In 1963 Kalam was sent to the US for a six-month training programme on sounding rocket launching techniques.Years later the amusing suggestion was
made that Kalam had learnt his space technology during that visit, but what attracted Kalam most was a painting at the Wallops Island facility, depicting Tipu Sultan’s soldiers using rockets against the British during the 18th century Anglo-Mysore wars (– incidentally a subject shared interest).

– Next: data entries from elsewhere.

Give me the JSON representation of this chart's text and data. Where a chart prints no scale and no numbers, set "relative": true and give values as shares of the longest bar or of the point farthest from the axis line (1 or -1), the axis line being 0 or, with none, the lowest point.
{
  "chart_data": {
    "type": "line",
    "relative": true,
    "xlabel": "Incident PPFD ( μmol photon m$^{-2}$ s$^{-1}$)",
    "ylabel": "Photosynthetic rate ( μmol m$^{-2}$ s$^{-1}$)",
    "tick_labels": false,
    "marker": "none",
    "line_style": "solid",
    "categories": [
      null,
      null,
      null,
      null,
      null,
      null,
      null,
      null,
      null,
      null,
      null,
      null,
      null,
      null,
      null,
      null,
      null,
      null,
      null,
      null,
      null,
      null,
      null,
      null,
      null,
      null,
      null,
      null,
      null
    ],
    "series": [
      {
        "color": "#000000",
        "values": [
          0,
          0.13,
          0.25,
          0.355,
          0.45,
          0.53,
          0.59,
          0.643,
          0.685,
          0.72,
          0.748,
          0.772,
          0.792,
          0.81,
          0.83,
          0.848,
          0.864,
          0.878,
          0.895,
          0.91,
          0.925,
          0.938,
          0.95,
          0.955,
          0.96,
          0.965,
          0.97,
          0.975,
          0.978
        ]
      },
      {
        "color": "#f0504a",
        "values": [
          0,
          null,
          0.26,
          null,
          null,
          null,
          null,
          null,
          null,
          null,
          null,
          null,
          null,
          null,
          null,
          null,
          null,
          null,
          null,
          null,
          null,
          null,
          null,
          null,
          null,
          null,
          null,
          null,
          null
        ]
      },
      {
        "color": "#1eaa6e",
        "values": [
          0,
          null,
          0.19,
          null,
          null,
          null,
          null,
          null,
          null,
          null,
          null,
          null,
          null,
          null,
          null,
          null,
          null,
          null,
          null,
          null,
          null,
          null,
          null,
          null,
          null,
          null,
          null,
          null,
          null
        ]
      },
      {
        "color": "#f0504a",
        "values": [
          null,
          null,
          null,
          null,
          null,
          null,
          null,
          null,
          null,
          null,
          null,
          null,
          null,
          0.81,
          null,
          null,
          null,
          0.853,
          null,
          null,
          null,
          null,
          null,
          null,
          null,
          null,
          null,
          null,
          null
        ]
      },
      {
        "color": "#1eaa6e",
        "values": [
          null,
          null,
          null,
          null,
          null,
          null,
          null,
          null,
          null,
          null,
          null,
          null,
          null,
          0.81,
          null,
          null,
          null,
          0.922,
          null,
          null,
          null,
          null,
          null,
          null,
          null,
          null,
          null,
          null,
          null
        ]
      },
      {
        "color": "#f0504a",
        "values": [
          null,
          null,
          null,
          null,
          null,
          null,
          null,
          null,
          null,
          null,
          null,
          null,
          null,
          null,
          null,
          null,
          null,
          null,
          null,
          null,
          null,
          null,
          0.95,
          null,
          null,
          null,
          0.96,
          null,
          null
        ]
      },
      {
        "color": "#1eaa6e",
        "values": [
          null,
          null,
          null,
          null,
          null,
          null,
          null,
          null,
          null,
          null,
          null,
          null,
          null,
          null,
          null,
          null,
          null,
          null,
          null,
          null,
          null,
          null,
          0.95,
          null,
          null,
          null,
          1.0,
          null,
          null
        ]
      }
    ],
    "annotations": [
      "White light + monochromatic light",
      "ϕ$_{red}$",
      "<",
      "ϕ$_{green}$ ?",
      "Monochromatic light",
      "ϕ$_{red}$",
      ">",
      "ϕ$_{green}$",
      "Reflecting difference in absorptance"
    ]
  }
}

After the successful launches of sounding rockets at TERLS, Sarabhai began conceptualizing an Indian Satellite Launch Vehicle (SLV). As a space programme
began getting formulated and the Space Science and Technology Centre (later named VSSC after Vikram Sarabhai) came up at Veli Hill, I got to work with Kalam more closely. Among these projects were one on rarefied gas dynamics (with S. M. Deshpande), developing Monte Carlo codes for solving the Boltzmann equation on problems such as determination of satellite drag, and another on high-velocity flows (with N. M. Reddy) on heat transfer on nose
cones and in nozzles. This and a variety of technical reviews took some of us to Trivandrum every now and then. Meanwhile in 1972, following the untimely
passing away of Vikram Sarabhai the previous year when he was only 52, Satish Dhawan had taken over as Chairman of a reorganized ISRO and heading
the newly established Space Commission and Department of Space The development of an Indian SLV that could put a small 40 kg class Indian
satellite into low-earth orbit quickly became the most ambitious project on the ISRO agenda. Kalam was appointed Project Manager of the SLV-3 mission (as
the vehicle got to be designated). This was a somewhat surprising appointment, and there were members of the scientific community who were skeptical about the project’s chances of success, both within and outside ISRO, and the adequacy of Kalam for the task. However Dhawan had seen enough of Kalam in operation to conclude that he was one person who had delivered on what he had promised, because of his remarkable ability to work in teams and lead them. When the first launch failed in 1979 the fears of the pessimists seemed confirmed. However the second one launched a year later succeeded,
and placed a 35 kg Rohini satellite in a 400 km orbit. The story of what happened immediately after these two events is well known: after the failure,
Kalam wanted to resign, but Dhawan, who persuaded him to stay, faced the press answering the inevitable awkward questions. After a long internal meeting
analysing the causes of the failure, Kalam formally took responsibility for it, an admission that was followed by complete silence in the meeting, till Dhawan
concluded it saying ‘I am going to put Kalam in orbit!’. After the success of the second launch Dhawan chose to remain in the background and asked Kalam to go talk to the press.